# [resolved] Computer Will not detect Cat 5 Patch cable



## Stiffy (Dec 4, 2004)

*Computer Will not detect Cat 5 Patch cable*

Ok, So I recently reformatted my computer and all of the sudden, I try to plug the patch cable from the computer into the wall to connect because I had not set up the wireless internet yet. Well, it didnt work. So I shrugged it off thinking I will just install the wireless connection. So a day passes, and I want to play Halo: Combat Evolved (XBOX) with Xbox Connect. I plug the Patch cable into the xbox and then into the computer to link them. This worked prior to the reformat, but sure enough it doesn't work. Before I reformatted I could connect to the internet by plugging the patch cable from the computer to the wall OR the wireless internet, now I can only connect with wireless. Before the reformat I could have plugged the xbox to the computer with the patch cable and it would have worked and I could have played on xbox connect but that no longer works. 

I drew a picture in MS Paint to show you what the deal is. (When i say "Ethrenet, I mean patch cable.)
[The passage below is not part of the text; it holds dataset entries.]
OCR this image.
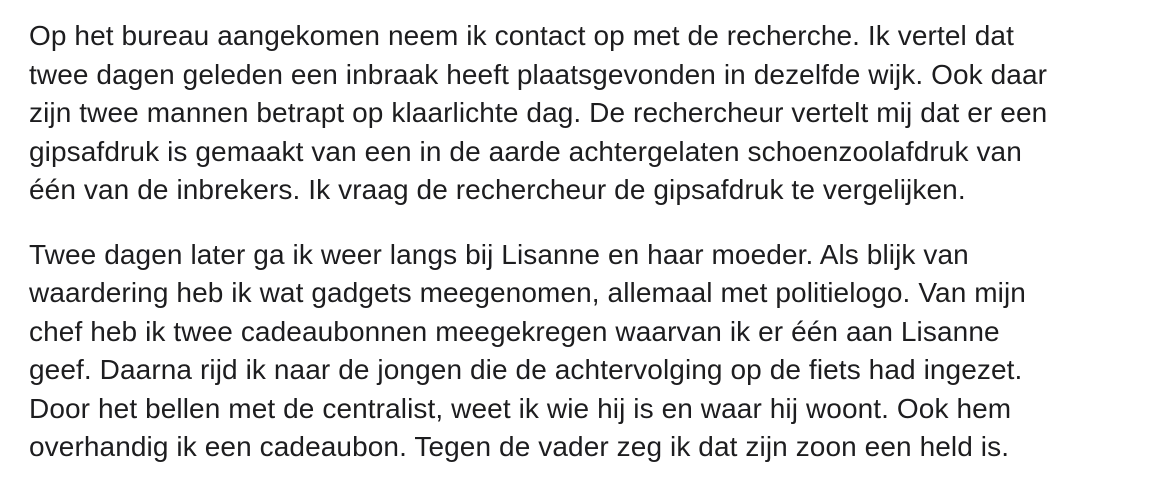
Op het bureau aangekomen neem ik contact op met de recherche. Ik vertel dat
twee dagen geleden een inbraak heeft plaatsgevonden in dezelfde wijk. Ook daar
zijn twee mannen betrapt op klaarlichte dag. De rechercheur vertelt mij dat er een
gipsafdruk is gemaakt van een in de aarde achtergelaten schoenzoolafdruk van
één van de inbrekers. Ik vraag de rechercheur de gipsafdruk te vergelijken.
Twee dagen later ga ik weer langs bij Lisanne en haar moeder. Als blijk van
waardering heb ik wat gadgets meegenomen, allemaal met politielogo. Van mijn
chef heb ik twee cadeaubonnen meegekregen waarvan ik er één aan Lisanne
geef. Daarna rijd ik naar de jongen die de achtervolging op de fiets had ingezet.
Door het bellen met de centralist, weet ik wie hij is en waar hij woont. Ook hem
overhandig ik een cadeaubon. Tegen de vader zeg ik dat zijn zoon een held is.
Also, when I say ethernet cord jack that works, I mean I can plug in the patch cable to it and then plug the patch cable into the wall and play on Xbox live. The only problem is when I plug either the computer to the wall or the xbox to the computer.










I hope this was clear.

Stiffy


----------



## Stiffy (Dec 4, 2004)

I think this has something to do with it.


----------



## Terrister (Apr 18, 2005)

You need a driver for your wired ethernet card.

Do you know make/model?


----------



## Stiffy (Dec 4, 2004)

Terrister said:


> You need a driver for your wired ethernet card.
> 
> Do you know make/model?


How could I figure that out? :4-dontkno


----------



## Stiffy (Dec 4, 2004)

Also, The ethernet card is onboard the motherboard.


----------



## Stiffy (Dec 4, 2004)

I fixed it. Thanks for the help.


----------